My company gives me a $500 gym allowance. I just show them the receipt. If it’s over $500 they will still only refund me $500. In the past I’ve had a company give me a $500 mobile phone allowance, although I’m not sure if that was tax deductible because we didn’t need to show them a receipt, probably was though somehow.
Most companies I’ve worked for here have given me a $2400 food allowance as part of my salary, e.g. if they told me my salary is 80k, the salary I actually got was 77.6k, and the rest was food allowance. I also give my wife who is an employee of my small business a $2400 food allowance, although I’m not aware of any other allowances I could be giving her.
I’m curious if anyone knows the maximum tax-free/tax deductible housing allowance amount in Taiwan. When I was doing my US taxes, I noticed that housing allowances can get close to 100k USD/yr, depending on the COL of that city (though it can’t exceed your actual income). I remember seeing a post from someone who was looking for housing in the 80k+/month range in Taipei (because that was their housing stipend). Can an employer really give 80k/month in tax-free housing as part of a package?? What is the max housing stipend amount?
You might want to look here and see if you are eligible for any of these benefits.
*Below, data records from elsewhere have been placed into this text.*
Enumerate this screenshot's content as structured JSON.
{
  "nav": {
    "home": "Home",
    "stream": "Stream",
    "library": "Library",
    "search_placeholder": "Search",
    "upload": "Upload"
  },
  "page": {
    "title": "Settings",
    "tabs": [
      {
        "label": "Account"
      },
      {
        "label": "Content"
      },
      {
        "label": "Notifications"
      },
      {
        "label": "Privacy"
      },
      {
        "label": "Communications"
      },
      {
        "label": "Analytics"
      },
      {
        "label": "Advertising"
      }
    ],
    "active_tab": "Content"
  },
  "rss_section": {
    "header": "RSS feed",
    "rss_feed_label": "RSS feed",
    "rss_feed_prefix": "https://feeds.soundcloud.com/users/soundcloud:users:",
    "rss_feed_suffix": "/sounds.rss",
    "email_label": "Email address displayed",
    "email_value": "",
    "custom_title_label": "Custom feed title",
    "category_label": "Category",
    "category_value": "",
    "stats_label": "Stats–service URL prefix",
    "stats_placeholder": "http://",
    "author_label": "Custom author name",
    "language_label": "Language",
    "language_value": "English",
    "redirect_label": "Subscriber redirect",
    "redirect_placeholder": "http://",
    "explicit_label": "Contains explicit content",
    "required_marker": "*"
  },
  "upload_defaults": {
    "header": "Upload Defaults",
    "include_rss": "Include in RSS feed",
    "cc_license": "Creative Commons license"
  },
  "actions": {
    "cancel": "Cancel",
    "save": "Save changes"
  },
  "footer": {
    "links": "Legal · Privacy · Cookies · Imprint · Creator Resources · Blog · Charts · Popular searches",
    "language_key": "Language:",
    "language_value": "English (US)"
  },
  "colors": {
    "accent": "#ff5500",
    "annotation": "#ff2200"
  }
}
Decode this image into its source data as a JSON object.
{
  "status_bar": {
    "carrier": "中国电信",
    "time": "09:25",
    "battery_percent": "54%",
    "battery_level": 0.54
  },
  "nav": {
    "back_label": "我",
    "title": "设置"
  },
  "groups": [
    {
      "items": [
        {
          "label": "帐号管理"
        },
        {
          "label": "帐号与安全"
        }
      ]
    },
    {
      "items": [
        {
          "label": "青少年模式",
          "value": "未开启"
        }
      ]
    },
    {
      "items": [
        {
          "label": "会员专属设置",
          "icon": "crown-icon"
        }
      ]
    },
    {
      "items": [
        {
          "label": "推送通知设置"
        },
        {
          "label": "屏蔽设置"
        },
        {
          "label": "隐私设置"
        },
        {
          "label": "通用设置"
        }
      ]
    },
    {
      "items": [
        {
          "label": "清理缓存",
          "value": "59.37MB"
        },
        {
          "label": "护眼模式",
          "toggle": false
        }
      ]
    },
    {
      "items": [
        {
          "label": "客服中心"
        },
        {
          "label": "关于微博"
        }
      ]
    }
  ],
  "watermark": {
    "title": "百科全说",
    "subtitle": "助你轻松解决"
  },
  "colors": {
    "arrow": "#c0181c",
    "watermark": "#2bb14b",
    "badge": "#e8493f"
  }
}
As I recall, eligiblity can be a bit tricky. You might to consult a CPA before you set something up with your employer.
I of course hope that your salary negotions go smoothly because you are a valued and indispensable employee and your employer is reasonable and understands that.
But the more common scenario in Taiwan is that anything but insultingly small raises are very difficult to negotiate. One scommon strategy is to go into the negotiations with a number that you think is fair and reasonable (considering topping this up for bargaining room). After your employer declines to raise you salary accordingly, start looking for a new job. Once you have a firm written offer in hand, go back to your current employer and ask for 10-20% more than what you asked for in the first place.
In many cases, this kind of brinksmanship is the only way to get a decent raise.
Didn’t know that existed. Looks promising. Any idea how I can find what the tax preferences actually are? That article only discusses who qualifies.
The nature of the tax incentives are in the link. Basically, the employer pays things like tuition for the employee and can claim it as a business expense. I believe this means that the payment is not counted as part of the foreigners income. Other claimable expenses include:
home leave vacation pay
home moving expenses
home repairs (remodeling?)
See §3. These arrangement have to be in your employment agreement and there are other qualifications that have to be met.